[New Rule] Name of rule: Suspicious Systemd Timer Creation for Persistence

[litemars]

Description

Detects creation of systemd timer files in suspicious contexts that may indicate persistence establishment.

Target Ruleset

linux

Target Rule Type

Custom (KQL or Lucene)

Tested ECS Version

9.2.0

Query

file where host.os.type == "linux" and event.type == "creation" and

/* Detect .timer file creation /
file.extension == "timer" and
file.path : ("/etc/systemd/system/.timer",
"/lib/systemd/system/.timer",
"/usr/lib/systemd/system/.timer",
"/home//.config/systemd/user/.timer",
"/root/.config/systemd/user/*.timer") and

/* Created by suspicious processes */
(
process.name in ("bash", "sh", "dash", "zsh", "fish", "python", "python3", "perl", "ruby") or
process.name in ("curl", "wget", "nc", "ncat", "socat") or
process.parent.name in ("bash", "sh", "curl", "wget")
) and

/* Exclude package managers */
not process.parent.name in ("dpkg", "apt", "apt-get", "yum", "dnf", "zypper", "rpm") and
not process.name in ("dpkg", "apt", "yum", "dnf")

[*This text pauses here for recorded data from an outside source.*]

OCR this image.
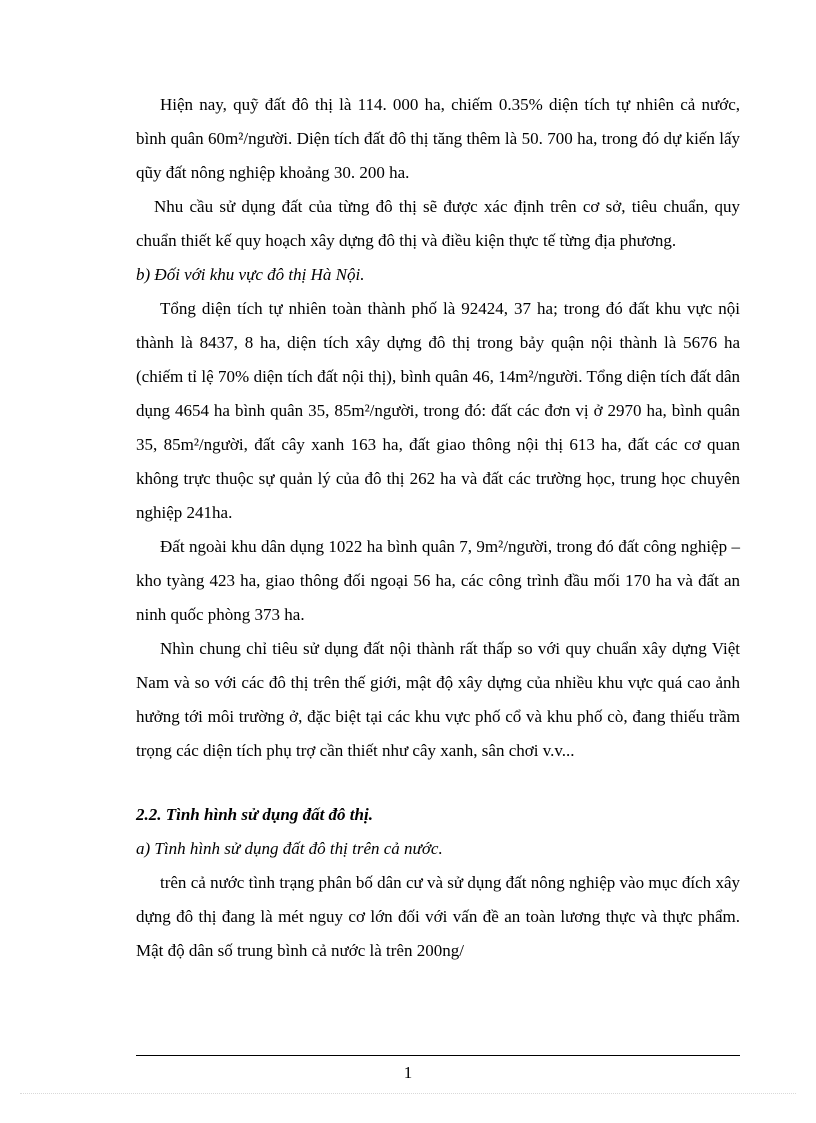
Hiện nay, quỹ đất đô thị là 114. 000 ha, chiếm 0.35% diện tích tự nhiên cả nước, bình quân 60m²/người. Diện tích đất đô thị tăng thêm là 50. 700 ha, trong đó dự kiến lấy qũy đất nông nghiệp khoảng 30. 200 ha.

Nhu cầu sử dụng đất của từng đô thị sẽ được xác định trên cơ sở, tiêu chuẩn, quy chuẩn thiết kế quy hoạch xây dựng đô thị và điều kiện thực tế từng địa phương.

b) Đối với khu vực đô thị Hà Nội.

Tổng diện tích tự nhiên toàn thành phố là 92424, 37 ha; trong đó đất khu vực nội thành là 8437, 8 ha, diện tích xây dựng đô thị trong bảy quận nội thành là 5676 ha (chiếm tỉ lệ 70% diện tích đất nội thị), bình quân 46, 14m²/người. Tổng diện tích đất dân dụng 4654 ha bình quân 35, 85m²/người, trong đó: đất các đơn vị ở 2970 ha, bình quân 35, 85m²/người, đất cây xanh 163 ha, đất giao thông nội thị 613 ha, đất các cơ quan không trực thuộc sự quản lý của đô thị 262 ha và đất các trường học, trung học chuyên nghiệp 241ha.

Đất ngoài khu dân dụng 1022 ha bình quân 7, 9m²/người, trong đó đất công nghiệp –kho tyàng 423 ha, giao thông đối ngoại 56 ha, các công trình đầu mối 170 ha và đất an ninh quốc phòng 373 ha.

Nhìn chung chỉ tiêu sử dụng đất nội thành rất thấp so với quy chuẩn xây dựng Việt Nam và so với các đô thị trên thế giới, mật độ xây dựng của nhiều khu vực quá cao ảnh hưởng tới môi trường ở, đặc biệt tại các khu vực phố cổ và khu phố cò, đang thiếu trầm trọng các diện tích phụ trợ cần thiết như cây xanh, sân chơi v.v...

2.2. Tình hình sử dụng đất đô thị.

a) Tình hình sử dụng đất đô thị trên cả nước.

trên cả nước tình trạng phân bố dân cư và sử dụng đất nông nghiệp vào mục đích xây dựng đô thị đang là mét nguy cơ lớn đối với vấn đề an toàn lương thực và thực phẩm. Mật độ dân số trung bình cả nước là trên 200ng/

1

New fields required in ECS/data sources for this rule?

No response

Related issues or PRs

No response

References

No response

Redacted Example Data

No response

[Aegrah]

Hi @litemars, I am curious, did you take a look at our rule for systemd timer creations? https://github.com/elastic/detection-rules/blob/main/rules/linux/persistence_systemd_scheduled_timer_created.toml

Query:

file where host.os.type == "linux" and event.action in ("rename", "creation") and file.path : (
  "/etc/systemd/system/*", "/etc/systemd/user/*", "/usr/local/lib/systemd/system/*",
  "/lib/systemd/system/*", "/usr/lib/systemd/system/*", "/usr/lib/systemd/user/*",
  "/home/*/.config/systemd/user/*", "/home/*/.local/share/systemd/user/*",
  "/root/.config/systemd/user/*", "/root/.local/share/systemd/user/*"
) and file.extension == "timer"

If this suffices, feel free to close out the issue.